Sadly, the sentiment expressed in response to this conviction has not been nearly as optimistic. Overwhelmingly people are looking to find someone other than the man to blame. Too often the adage, “maybe if you didn’t take naked photos this wouldn’t have happened,” is cited. It would seem that reservations about the effectiveness of such laws are justified.
At least a partial defence of such laws could be that they are still in their infancy. Only 12 states have passed laws on revenge porn; maybe as more adopt similar policies we will see a change in attitudes. More likely though is that the attitude will remain pervasive like victim blaming still is despite rape laws being almost universal.

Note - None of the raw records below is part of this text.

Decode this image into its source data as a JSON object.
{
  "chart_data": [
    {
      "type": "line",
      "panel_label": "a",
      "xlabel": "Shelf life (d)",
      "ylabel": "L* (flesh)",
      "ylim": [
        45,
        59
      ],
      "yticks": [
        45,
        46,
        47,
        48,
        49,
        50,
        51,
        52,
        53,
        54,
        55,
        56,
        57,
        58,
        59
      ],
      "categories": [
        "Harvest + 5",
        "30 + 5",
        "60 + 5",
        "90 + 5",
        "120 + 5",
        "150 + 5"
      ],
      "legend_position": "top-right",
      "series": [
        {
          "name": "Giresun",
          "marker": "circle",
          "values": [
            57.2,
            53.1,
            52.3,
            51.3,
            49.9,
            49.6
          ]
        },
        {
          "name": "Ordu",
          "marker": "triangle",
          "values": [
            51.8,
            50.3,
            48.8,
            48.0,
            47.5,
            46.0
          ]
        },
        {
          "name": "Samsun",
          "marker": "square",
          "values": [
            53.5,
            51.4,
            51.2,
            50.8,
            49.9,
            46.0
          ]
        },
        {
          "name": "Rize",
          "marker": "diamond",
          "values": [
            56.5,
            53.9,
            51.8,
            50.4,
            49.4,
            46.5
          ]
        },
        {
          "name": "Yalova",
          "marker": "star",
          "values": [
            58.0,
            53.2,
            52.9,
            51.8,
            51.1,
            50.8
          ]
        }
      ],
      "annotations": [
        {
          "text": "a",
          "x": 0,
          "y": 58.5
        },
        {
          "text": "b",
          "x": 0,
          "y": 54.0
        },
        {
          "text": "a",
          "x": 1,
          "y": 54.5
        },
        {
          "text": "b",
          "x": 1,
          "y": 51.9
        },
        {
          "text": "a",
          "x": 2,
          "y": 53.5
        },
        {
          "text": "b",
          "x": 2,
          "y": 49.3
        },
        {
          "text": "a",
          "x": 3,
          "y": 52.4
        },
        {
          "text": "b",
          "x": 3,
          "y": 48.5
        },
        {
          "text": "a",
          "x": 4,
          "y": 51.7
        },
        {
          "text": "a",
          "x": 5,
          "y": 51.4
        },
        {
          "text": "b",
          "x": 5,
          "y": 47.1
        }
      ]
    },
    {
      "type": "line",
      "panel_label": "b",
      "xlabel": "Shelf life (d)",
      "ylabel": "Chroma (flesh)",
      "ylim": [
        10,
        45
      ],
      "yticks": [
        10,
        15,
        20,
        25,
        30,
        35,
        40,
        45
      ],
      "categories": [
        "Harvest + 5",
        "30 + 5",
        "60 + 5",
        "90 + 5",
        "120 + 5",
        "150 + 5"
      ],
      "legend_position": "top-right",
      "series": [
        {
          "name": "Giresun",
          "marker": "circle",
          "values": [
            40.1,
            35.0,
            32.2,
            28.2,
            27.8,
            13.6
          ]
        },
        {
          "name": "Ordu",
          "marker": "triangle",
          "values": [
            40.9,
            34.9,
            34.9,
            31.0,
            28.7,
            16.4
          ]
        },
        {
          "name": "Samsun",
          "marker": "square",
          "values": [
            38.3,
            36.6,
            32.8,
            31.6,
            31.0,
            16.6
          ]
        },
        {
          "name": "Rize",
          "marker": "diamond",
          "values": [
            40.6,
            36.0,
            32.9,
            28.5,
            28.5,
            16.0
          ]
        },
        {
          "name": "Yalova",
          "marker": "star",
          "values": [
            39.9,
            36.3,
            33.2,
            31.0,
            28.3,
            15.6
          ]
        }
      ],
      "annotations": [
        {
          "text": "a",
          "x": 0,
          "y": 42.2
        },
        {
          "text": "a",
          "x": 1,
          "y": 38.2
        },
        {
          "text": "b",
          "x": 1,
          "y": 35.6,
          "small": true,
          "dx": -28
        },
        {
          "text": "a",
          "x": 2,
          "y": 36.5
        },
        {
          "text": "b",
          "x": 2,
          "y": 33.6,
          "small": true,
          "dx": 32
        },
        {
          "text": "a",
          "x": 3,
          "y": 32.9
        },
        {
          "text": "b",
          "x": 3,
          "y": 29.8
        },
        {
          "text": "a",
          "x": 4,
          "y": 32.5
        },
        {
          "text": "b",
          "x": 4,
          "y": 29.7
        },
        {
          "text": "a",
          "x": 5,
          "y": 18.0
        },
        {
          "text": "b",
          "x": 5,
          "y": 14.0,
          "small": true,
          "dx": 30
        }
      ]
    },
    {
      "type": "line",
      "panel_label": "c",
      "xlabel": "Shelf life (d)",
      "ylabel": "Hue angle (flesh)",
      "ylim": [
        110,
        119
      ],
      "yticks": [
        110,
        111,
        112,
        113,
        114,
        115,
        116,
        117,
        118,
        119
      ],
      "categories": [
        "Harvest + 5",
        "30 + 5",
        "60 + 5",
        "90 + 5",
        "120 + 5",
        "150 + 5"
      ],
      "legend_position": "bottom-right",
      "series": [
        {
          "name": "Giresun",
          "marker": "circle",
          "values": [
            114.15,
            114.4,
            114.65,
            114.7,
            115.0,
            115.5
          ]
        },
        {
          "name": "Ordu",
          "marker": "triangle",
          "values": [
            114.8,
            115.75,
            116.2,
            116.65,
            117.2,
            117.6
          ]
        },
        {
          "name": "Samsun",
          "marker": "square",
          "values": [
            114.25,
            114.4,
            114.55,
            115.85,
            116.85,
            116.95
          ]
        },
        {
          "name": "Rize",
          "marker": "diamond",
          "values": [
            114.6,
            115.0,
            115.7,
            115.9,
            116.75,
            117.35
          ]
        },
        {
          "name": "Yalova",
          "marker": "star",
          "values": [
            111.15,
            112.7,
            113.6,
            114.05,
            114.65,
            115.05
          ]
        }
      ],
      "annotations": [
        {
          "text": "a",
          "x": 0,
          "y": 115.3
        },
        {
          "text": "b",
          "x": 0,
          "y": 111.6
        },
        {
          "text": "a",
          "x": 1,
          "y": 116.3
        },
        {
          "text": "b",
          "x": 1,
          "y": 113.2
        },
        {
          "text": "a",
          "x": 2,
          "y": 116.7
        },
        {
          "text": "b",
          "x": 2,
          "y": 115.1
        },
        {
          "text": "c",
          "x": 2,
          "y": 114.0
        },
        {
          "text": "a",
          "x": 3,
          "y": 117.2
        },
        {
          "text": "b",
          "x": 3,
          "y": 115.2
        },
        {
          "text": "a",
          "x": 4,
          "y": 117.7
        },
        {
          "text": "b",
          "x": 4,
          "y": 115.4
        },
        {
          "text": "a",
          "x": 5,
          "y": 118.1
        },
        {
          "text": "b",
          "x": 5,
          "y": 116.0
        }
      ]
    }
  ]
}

The victim blaming is only part of the problem with revenge porn laws. But as the conversation grows, we need to be mindful of the way we approach these topics. As they are considered in more jurisdictions, including the UK, we have a renewed opportunity to challenge this narrative and to finally bring the law on this matter into the 21st century.
China Looks to Reform its Domestic Violence Law
Catherine Ravenscroft, Durham University
This week China published a draft Bill aimed at improving the law surrounding domestic violence. Marriage law was amended to recognise domestic violence as grounds for divorce in 2001, but until now it the term has remained without legal definition. If accepted into law, article 2 of the legislation would define domestic violence as referring to “physical, psychological or other infractions committed between family members”. In its current form, the draft legislation would also streamline the process for obtaining restraining orders for victims of such violence.
While the inclusion of psychological violence could be seen as progressive, the proposed definition has been criticised. Julia Broussard, country programme manager for UN Women, said that “our concern is that some of the violence is not going to be addressed”. The main motivation for this concern is that the definition will only acknowledge violence in family relations. Any violence between unmarried, cohabitating or divorced couples will not be covered, arguably leaving a gap in the law. Additionally, Zhang Rongli, a lawyer at China Women’s University in Beijing, argues that the term is too narrow because “sexual and economic violence are not included.” While the definition appears to cover some forms of sexual violence which can be considered physical or emotional, economic abuse will not generally fall into these categories.
A further criticism has been levelled at the proposed methods of streamlining the procedure for restraining orders. This is due to the requirement that a victim who is granted a restraining order will have to begin a lawsuit within 30 days of the order being granted or it would lapse. Broussard argues that this is problematic because “victims are not necessarily at that point of seeking divorce or some other kind of legal action that would be required to maintain the legal protection ruling”. To lapse a protective order after such a relatively short period of time could, therefore, be viewed as a failure of the law to properly account for the situation of the victims.
While the draft legislation is clearly a step in the right direction for Chinese domestic law, it is not perfect. It is also not certain these proposals will materialise. Citizens have a month to tell the government what they think of the draft before it enters the legislative process. Thus there are still many opportunities for the draft to change form.